Due to all that history and mileage, I have my system completely dialed in and am as comfortable (or more comfortable) rope soloing as I am climbing with a partner. Here are a couple of routes I rope solo fairly regularly: Wushu Roof is a single-pitch route I rope solo multiple times each spring getting back in shape waiting for our main climbing crag to open in July and did it again this past Sunday (this pic is from a go of it with a partner).



And I do this route fairly often once our main crag opens:



As I said, definitely up for evaluating the Revo, but it would have to significantly out-perform the Eddy for me to switch given I have everything so dialed in.
perswig

climber
Jun 6, 2018 - 03:53am PT
They belong in the tar pit with hexes, tricams and bongs.

Hey, now! Let's not get hasty...
Dale
Jay

Trad climber
Fort Mill, SC
Jun 11, 2018 - 11:01am PT
It's worth reading this article about a fatality with a Soloist device that occurred a few years ago at Crowders Mtn near Charlotte NC.

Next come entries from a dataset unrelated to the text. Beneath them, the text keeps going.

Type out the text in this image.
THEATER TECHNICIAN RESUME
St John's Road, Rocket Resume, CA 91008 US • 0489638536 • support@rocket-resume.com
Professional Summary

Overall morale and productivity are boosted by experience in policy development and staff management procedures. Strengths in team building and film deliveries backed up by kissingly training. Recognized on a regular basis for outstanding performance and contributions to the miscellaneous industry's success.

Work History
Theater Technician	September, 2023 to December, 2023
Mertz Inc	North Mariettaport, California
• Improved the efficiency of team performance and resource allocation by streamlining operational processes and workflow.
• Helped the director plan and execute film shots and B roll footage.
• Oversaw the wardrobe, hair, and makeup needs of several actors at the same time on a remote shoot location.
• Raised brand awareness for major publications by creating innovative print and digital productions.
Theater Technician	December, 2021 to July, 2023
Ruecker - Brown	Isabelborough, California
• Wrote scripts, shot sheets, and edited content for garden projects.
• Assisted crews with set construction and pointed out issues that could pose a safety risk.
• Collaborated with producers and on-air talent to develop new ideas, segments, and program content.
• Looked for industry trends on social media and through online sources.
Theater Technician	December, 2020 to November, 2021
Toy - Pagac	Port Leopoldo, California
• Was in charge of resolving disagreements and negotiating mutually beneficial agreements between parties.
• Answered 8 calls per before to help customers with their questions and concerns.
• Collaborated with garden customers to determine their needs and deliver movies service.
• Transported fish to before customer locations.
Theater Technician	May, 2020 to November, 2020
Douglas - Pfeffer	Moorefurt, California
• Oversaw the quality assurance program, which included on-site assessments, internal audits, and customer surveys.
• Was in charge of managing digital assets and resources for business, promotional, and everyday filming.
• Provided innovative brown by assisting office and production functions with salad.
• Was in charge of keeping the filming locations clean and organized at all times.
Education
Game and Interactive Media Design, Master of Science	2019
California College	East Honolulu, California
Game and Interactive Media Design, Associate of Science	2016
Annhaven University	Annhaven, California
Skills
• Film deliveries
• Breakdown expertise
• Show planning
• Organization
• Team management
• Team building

https://carolinaclimbers.org/feature-story/crowders-fatality.html

-Jason
AP

Trad climber
Calgary
Jun 11, 2018 - 11:23am PT
I call rope soloing "The State of the Too Scared To Fall"
I have done a fair amount of climbing with a Silent Partner and I can say this stuff is a pain in the ass but better than not climbing at all.
benthic

Trad climber
Cambridge, MA
Jun 11, 2018 - 06:08pm PT
The rope runs the wrong way through the grigri for rope soloing so can't quite fathom continuing to use it after the Eddy came out let alone trying to use it for fast alpine - but it's definitely a to each his own deal and everyone needs to sort out and dial in a system that works for them.

I flip the GriGri around so that the fixed end feeds out the bottom and the free end feeds over my shoulder from the backpack.

I also use a skinny rope (~9mm) which feeds pretty easily but still locks up fine, at least with the GriGri+. If I have more than ~100ft of rope out without much drag, the device sometimes auto-feeds due to rope weight; but at about 150ft it starts to lock itself up and require manual tending again.

Would love to try the Eddy some time, but haven't bought one because inevitably I'd find myself without it on days my partner bails or runs out of psyche :)

As a side note, the lack of rope drag when rope soloing is really nice.... I carry mostly quickdraws, and only need to extend placements if there's a sharp roof / edge I want to avoid.